CWM in atomizer gun during ignition and fire extinguishing
Stable CW that can prevent clogging due to coal particles inside
M combustion operation can be performed.

Further, when the introduction of the fluid to the atomizer gun is performed by a time chart or a temperature monitoring control, the temperature fluctuation width of the atomizer can be suppressed to a minimum, and the above-mentioned effect is more highly achieved.

A minimum amount of a cooling medium such as steam, sky, or water is supplied to the atomizer gun so that excessive cooling in a furnace such as a boiler can be avoided.

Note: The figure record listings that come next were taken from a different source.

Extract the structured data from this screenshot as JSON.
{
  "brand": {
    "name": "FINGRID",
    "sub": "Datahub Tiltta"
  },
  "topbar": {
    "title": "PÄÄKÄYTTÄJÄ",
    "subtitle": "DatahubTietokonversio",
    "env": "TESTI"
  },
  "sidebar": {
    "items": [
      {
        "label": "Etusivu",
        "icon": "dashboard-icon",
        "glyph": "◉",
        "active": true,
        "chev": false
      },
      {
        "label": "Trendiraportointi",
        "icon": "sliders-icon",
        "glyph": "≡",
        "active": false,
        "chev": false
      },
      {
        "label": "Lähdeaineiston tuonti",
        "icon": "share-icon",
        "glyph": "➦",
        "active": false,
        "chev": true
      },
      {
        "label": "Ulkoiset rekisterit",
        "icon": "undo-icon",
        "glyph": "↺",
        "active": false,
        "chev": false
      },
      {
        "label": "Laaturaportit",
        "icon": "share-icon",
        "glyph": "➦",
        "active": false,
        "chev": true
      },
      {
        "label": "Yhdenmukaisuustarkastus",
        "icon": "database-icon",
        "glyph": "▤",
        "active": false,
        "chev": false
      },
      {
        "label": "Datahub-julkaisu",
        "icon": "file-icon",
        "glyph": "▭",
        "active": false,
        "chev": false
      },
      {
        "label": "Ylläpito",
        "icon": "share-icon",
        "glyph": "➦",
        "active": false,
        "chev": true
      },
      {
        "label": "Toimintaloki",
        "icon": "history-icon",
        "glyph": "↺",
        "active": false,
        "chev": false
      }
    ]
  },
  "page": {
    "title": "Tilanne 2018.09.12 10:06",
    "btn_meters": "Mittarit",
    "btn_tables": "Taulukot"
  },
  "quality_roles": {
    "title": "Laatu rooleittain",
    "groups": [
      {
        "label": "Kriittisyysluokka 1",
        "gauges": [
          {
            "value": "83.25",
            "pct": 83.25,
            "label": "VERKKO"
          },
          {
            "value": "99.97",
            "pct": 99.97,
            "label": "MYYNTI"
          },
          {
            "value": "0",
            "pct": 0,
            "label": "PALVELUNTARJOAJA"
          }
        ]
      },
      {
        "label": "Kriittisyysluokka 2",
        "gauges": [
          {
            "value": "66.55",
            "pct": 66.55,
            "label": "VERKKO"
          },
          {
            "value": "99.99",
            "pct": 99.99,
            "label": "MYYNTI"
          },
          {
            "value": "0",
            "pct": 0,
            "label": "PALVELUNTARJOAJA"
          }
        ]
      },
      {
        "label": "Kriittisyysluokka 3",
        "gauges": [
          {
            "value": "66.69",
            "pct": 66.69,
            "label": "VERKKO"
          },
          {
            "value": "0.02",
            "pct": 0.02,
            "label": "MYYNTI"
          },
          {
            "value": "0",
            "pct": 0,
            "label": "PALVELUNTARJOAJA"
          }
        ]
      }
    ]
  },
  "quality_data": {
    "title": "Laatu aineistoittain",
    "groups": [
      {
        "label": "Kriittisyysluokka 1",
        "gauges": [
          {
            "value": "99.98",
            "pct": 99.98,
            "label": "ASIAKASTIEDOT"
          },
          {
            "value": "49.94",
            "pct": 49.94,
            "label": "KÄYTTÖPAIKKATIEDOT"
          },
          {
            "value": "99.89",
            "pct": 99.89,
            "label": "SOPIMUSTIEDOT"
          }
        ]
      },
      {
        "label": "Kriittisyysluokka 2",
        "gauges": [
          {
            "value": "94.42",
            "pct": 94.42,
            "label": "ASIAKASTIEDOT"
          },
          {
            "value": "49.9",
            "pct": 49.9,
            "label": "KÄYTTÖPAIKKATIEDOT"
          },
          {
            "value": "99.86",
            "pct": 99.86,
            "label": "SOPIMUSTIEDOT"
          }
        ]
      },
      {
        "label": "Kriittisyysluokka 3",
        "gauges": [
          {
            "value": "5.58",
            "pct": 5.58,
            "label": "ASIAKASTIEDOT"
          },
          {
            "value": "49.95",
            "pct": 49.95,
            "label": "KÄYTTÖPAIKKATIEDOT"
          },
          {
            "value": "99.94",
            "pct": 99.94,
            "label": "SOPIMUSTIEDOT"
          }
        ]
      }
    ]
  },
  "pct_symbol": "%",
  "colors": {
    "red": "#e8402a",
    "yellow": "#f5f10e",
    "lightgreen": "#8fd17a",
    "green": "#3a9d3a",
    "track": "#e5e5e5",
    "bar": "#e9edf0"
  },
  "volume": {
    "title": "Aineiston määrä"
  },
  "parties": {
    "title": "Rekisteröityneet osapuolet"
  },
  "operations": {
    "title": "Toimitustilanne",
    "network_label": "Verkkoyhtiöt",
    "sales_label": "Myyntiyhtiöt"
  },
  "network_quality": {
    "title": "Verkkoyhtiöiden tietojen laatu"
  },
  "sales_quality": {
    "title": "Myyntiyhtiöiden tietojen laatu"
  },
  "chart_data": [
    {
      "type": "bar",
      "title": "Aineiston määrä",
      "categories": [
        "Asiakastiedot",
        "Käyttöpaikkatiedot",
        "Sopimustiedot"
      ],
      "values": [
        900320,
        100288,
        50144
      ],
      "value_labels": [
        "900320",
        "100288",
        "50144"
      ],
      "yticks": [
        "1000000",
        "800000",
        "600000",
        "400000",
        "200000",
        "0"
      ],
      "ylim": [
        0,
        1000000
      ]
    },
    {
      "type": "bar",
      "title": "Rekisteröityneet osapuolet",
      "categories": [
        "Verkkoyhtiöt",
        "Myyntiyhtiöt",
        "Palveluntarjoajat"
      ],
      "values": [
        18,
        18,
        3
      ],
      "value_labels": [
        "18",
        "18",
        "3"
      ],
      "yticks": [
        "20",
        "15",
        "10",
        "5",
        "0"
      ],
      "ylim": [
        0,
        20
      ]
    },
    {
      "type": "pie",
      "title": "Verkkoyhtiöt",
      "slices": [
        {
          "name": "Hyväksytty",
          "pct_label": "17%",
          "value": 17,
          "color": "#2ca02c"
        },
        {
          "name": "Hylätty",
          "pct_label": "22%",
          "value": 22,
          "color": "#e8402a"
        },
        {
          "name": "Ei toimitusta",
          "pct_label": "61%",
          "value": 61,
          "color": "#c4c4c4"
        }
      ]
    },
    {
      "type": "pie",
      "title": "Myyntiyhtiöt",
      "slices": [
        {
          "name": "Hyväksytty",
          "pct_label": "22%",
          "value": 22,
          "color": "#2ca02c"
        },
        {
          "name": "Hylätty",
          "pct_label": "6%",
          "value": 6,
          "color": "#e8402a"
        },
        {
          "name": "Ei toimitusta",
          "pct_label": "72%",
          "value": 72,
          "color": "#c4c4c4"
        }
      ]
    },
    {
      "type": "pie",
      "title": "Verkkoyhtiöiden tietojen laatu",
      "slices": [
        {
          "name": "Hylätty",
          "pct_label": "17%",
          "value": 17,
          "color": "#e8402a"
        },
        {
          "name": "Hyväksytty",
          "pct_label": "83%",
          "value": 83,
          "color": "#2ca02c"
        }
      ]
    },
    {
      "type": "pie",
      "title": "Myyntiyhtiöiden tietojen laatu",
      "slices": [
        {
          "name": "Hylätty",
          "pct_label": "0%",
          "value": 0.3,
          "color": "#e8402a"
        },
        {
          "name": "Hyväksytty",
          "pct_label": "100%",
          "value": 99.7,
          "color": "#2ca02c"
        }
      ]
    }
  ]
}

[Brief description of the drawings]

1 is a system diagram of a burner apparatus for carrying out the method of the present invention, FIG. 2 is a flowchart showing one embodiment of the method of the present invention, and FIG. 3 is a temperature change with respect to time around an atomizer at the time of burner ignition. FIG. 1 ... Steam, 2 ... Water, 3 ... CWM, 6 ... Steam valve, 7 ... Water valve, 8 ... CWM valve, 9 ... Water-CWM switching valve, 12 ... Sequence board, 13 ... … Atomizer Gun, 14…
... air switching valve, 15 ... air cylinder, 16 ... wind box, 17 ...
… Air register, 18 …… Inner cylinder passage, 19 …… Outer cylinder passage, 20
…… In the furnace, 21 …… Atomizer, 22 …… Throat, 23 ……
Temperature element, 24 ... Temperature detector.

Claims (5)

(57) [Claims] 1. A coal-water slurry which burns a coal-water slurry using air or steam as a spray medium, inserts an atomizer gun of a burner for a coal-water slurry into the furnace and ignites it, and withdraws the atomizer gun from the furnace during fire extinguishing. In the method of igniting and extinguishing a slurry burner, when the burner is ignited, air or a spray medium of steam is supplied to the atomizer gun, and then water is supplied to the atomizer gun, and after the temperature near the tip of the atomizer gun decreases, the atomizer is supplied to the atomizer gun. A method for point-extinguishing a burner for a coal-water slurry, comprising a step of supplying a coal-water slurry and purging at least a coal-water slurry supply passage of an atomizer gun with a cleaning fluid when the burner is extinguished. 2. The method according to claim 1, wherein the supply of the spray medium to the atomizer gun is started at a stage where the atomizer gun is affected by radiant heat in the furnace.
A method for extinguishing a fire for a coal-water slurry burner according to claim 7. 3. The supply of the coal-water slurry to the atomizer gun is performed at an ambient temperature of 150 ° C. inside the atomizer gun.
The method according to claim 1, wherein the method is started when the following conditions are satisfied. 4. The method according to claim 1, wherein said cleaning fluid is steam. 5. The supply of the coal-water slurry to the atomizer gun is performed at an ambient temperature of 100 ° C. inside the atomizer gun.
4. The method for extinguishing a coal-water slurry burner according to claim 3, wherein the method is started when the following conditions are satisfied.